Kucabut pisau di pahaku. Perlahan-lahan kuhujamkan ke lehernya dari samping.
Toyib
berhenti mengeram. Mata merahnya memandangku. Perlahan-lahan meredup dan kelopaknya
menutup. Baru kali ini, sejak hari ini, kulihat mata makhluk itu menutup,
sedangkan makhluk yang lainnya masih melotot walau sudah terpisah dari
badannya.
Tubuh
dan kepala Toyib jatuh terpisah dari badannya. Aku pun segera ambruk duduk bertumpu
dengan kedua betisku.
Aku
menangis sejadi-jadinya.
Perasaan
shock dan kehilangan bercampur-aduk dalam dadaku.

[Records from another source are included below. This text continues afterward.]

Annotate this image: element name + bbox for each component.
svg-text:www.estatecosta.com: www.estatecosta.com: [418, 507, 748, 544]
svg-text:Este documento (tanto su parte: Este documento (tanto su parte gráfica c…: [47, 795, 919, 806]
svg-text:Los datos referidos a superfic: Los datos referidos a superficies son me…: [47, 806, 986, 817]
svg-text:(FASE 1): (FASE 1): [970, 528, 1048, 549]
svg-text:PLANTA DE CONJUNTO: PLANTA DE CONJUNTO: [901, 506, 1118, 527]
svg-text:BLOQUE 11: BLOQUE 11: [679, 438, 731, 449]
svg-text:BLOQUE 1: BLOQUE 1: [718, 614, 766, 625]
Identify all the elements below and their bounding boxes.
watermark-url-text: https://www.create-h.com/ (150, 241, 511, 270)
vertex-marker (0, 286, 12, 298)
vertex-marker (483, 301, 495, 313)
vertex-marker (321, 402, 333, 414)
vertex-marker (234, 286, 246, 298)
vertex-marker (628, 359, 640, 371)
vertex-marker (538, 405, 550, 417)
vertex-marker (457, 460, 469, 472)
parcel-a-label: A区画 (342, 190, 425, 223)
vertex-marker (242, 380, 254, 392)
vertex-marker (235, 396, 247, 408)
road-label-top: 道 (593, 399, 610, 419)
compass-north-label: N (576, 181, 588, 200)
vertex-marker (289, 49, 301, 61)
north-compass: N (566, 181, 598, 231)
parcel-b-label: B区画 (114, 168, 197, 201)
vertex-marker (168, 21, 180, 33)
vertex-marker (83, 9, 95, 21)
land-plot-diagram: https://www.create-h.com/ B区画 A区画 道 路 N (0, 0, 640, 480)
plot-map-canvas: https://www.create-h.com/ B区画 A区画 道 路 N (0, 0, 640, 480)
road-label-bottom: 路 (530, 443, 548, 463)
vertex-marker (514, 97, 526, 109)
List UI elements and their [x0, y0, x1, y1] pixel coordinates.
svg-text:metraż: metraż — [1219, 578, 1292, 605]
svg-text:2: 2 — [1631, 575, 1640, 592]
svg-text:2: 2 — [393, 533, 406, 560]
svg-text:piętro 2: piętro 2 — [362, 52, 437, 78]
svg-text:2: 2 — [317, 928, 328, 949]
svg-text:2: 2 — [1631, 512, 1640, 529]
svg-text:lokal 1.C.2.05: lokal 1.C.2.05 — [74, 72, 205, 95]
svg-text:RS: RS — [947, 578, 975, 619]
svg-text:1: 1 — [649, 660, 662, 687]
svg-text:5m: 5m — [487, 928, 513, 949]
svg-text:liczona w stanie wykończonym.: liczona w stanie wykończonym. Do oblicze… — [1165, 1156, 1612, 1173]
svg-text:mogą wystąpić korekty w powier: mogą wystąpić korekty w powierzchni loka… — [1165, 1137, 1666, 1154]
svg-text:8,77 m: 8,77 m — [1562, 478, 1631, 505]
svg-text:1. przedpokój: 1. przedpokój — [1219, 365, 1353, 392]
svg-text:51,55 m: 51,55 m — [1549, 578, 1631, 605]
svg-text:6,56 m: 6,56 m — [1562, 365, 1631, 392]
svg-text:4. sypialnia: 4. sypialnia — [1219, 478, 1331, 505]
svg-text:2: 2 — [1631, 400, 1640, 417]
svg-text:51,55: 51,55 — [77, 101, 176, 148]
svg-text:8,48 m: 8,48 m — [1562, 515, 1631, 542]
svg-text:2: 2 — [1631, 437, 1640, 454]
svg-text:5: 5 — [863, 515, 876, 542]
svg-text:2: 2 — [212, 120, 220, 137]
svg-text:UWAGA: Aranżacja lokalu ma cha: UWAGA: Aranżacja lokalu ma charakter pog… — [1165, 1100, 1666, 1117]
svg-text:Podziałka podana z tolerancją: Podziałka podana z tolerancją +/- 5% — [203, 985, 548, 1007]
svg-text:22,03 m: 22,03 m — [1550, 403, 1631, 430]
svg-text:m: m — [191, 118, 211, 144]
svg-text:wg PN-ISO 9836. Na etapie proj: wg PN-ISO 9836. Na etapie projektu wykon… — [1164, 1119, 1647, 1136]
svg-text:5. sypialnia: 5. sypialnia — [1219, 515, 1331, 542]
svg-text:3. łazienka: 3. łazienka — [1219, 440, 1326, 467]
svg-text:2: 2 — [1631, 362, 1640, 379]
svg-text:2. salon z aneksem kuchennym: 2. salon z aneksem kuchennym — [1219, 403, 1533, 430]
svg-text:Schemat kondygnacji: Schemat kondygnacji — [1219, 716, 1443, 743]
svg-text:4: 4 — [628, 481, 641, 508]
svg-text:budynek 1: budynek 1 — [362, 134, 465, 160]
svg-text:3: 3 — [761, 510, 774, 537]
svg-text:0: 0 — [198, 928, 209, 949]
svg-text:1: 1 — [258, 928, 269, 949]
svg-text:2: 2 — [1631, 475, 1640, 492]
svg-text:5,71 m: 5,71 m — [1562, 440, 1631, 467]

Aku harus kehilangan lelaki
yang benar-benar bisa menggantikan almarhum tunanganku dulu. Bahkan mungkin
lebih baik lagi dari almarhum tunanganku.
Mimpiku
dengan Toyib buyar sudah.
Bukan
karena Toyib tampan, tetapi sikapnya yang mampu berfikir tenang dalam kondisi kacau.
Tegas dan juga mampu melindungiku. Kuyakin mungkin dia juga
romantis. Aku
benar-benar kehilangan lelaki yang mencuri hatiku bahkan sebelum aku
benar-benar sempat mengenalnya lebih jauh. Mengapa semua kekasihku harus mati?
Kudengar
suara raungan di depanku.
Aku
membuka mata. Kuseka air mata yang membasahi pipiku. Kulihat gerombolan
makhluk itu berlari ke arahku dari kejauhan.
Tidak mungkin kuhadapi mereka sekaligus.
Aku
segera bangkit berdiri. Kugenggam erat-erat pisau di tanganku. Aku berlari
menghindari kejaran mereka. Kulewati motor yang tadi kami pakai, yang kini
tergeletak di pinggir jalan. Tidak ada waktu untuk menyalakan motor itu lagi,
jadi aku terus berlari.
Aku melintasi balai desa. Kulihat di depan
halaman balai desa ada beberapa makhluk berjalan, dan hendak menghampiri ketika
melihatku berlari melintas. Pintu depan balai desa sudah ambruk. Kuduga
tentara-tentara didalamnya sama nasibnya dengan yang dialami oleh kesatuanku.
Percuma aku berlindung di Balai desa, aku segera meneruskan langkahku.
Samar-samar
karena hari sudah hampir gelap, kulihat banyak makhluk itu di jalan raya di
depan pintu gerbang desa. Aku memintas melintasi kebun jagung di sebelah
kiriku.
Kusorongkan
pisau ke depan. Aku takut kalau jika tiba-tiba ada yang muncul di depanku. Sambil menerobos rimbunnya ladang jagung, aku terus berlari.